Germany’s lawmakers have been trying for years to get the party banned, and notably failed a decade ago. In 2013, all 16 states submitted a petition in support of the effort, calling the group racist, anti-Semitic, and xenophobic. But virulent bigotry of a party isn’t enough to ban it—it has to be viewed as a legitimate threat to the Constitution.

The New York Times reports that it’s extremely difficult to ban a political party in Germany—only two have been successfully banned since the end of World War II: The neo-Nazi Socialist Reich Party in 1952, and the German Communist Party in 1956. To qualify, a party must show that it is “actively and systematically” threatening democracy.

“The NPD intends to replace the existing constitutional system with an authoritarian national state that adheres to the idea of an ethnically defined ‘people’s community’,” said Andreas Vosskuhle, president of the court. “Its political concept disrespects human dignity and is incompatible with the principle of democracy.”

He continued, noting the relative lack of support for the group: “Currently there is a lack of specific and weighty indications suggesting that this endeavor will be successful.”

From the Wall Street Journal :

But the court’s eight judges unanimously ruled that the legal requirements for banning the party weren’t met because the party had no means to achieve its anti-constitutional goals.
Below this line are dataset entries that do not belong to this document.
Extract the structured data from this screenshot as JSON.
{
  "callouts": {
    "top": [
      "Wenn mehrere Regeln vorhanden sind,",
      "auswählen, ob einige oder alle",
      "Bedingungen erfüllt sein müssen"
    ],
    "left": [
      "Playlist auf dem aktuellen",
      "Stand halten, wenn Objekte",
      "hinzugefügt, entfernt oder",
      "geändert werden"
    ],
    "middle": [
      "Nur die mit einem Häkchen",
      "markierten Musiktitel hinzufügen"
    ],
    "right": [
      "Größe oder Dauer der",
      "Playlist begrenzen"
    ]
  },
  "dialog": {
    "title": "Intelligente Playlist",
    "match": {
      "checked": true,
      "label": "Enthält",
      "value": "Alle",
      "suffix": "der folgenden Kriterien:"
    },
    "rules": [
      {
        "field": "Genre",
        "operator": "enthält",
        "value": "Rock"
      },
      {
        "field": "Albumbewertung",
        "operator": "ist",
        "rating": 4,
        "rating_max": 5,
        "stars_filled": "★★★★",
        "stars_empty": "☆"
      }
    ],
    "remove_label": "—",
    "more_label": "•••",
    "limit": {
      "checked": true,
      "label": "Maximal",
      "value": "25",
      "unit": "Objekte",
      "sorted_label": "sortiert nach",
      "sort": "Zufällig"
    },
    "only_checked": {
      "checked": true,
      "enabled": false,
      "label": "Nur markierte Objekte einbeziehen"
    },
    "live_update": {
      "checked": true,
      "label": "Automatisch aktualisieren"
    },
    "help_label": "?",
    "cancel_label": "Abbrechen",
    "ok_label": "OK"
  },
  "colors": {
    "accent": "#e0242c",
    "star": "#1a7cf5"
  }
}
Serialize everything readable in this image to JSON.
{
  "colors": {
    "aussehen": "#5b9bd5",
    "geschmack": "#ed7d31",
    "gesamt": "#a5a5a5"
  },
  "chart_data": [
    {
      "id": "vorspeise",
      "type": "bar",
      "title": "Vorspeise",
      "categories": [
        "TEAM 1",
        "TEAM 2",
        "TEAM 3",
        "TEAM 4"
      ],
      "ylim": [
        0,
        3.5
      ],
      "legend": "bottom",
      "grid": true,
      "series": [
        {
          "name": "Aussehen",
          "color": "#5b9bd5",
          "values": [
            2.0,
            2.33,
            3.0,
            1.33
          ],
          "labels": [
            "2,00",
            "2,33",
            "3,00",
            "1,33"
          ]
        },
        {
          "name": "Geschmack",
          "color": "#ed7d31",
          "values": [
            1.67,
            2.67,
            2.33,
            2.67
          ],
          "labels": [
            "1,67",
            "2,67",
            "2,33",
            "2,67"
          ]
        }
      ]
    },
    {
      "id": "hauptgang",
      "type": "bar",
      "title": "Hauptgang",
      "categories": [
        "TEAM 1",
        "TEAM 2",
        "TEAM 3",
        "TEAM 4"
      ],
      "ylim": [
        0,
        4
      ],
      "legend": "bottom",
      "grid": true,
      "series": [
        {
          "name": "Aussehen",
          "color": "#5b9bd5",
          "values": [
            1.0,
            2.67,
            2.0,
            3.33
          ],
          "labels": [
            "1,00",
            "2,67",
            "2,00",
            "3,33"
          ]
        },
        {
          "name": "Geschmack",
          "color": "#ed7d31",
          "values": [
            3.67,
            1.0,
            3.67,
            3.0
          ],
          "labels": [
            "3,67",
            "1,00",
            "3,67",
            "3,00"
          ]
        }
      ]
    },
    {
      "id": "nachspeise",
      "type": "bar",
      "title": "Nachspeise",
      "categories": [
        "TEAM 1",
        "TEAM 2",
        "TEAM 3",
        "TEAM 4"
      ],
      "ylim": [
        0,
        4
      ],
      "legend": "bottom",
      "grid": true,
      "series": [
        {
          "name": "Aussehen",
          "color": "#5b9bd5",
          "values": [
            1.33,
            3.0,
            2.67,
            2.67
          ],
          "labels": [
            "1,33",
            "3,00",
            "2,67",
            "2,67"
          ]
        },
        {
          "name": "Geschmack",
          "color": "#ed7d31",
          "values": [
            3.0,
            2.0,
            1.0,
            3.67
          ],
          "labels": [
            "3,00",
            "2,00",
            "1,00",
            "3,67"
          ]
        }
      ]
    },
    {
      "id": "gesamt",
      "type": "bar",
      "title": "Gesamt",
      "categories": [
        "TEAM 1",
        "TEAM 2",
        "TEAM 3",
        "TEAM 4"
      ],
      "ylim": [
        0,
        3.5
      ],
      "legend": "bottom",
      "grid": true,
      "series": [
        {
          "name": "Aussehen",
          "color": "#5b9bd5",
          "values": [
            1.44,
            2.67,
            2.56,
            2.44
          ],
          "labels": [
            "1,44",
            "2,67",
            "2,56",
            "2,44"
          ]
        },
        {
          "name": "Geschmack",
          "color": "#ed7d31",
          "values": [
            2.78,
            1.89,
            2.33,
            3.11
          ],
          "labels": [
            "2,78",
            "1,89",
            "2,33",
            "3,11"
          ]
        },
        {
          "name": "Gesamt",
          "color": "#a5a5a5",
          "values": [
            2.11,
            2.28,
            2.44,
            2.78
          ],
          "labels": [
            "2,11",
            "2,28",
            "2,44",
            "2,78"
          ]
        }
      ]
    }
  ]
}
Mr. Vosskuhle said there was “a lack of specific and weighty indications suggesting that this endeavor will be successful.”
Support for the NPD has been on the decline after a surge in popularity in the 1990s. The party today has less than 6,000 members, lost its last representation in a regional parliament last year in the state of Mecklenburg-Western Pomerania and never garnered enough support to win a seat in the federal parliament. It currently has one representative in the European parliament.

In the words of Margaret Atwood (who we should all be reading, and re-reading, and re-re-reading): “Nothing changes instantaneously: in a gradually heating bathtub you’d be boiled to death before you knew it.”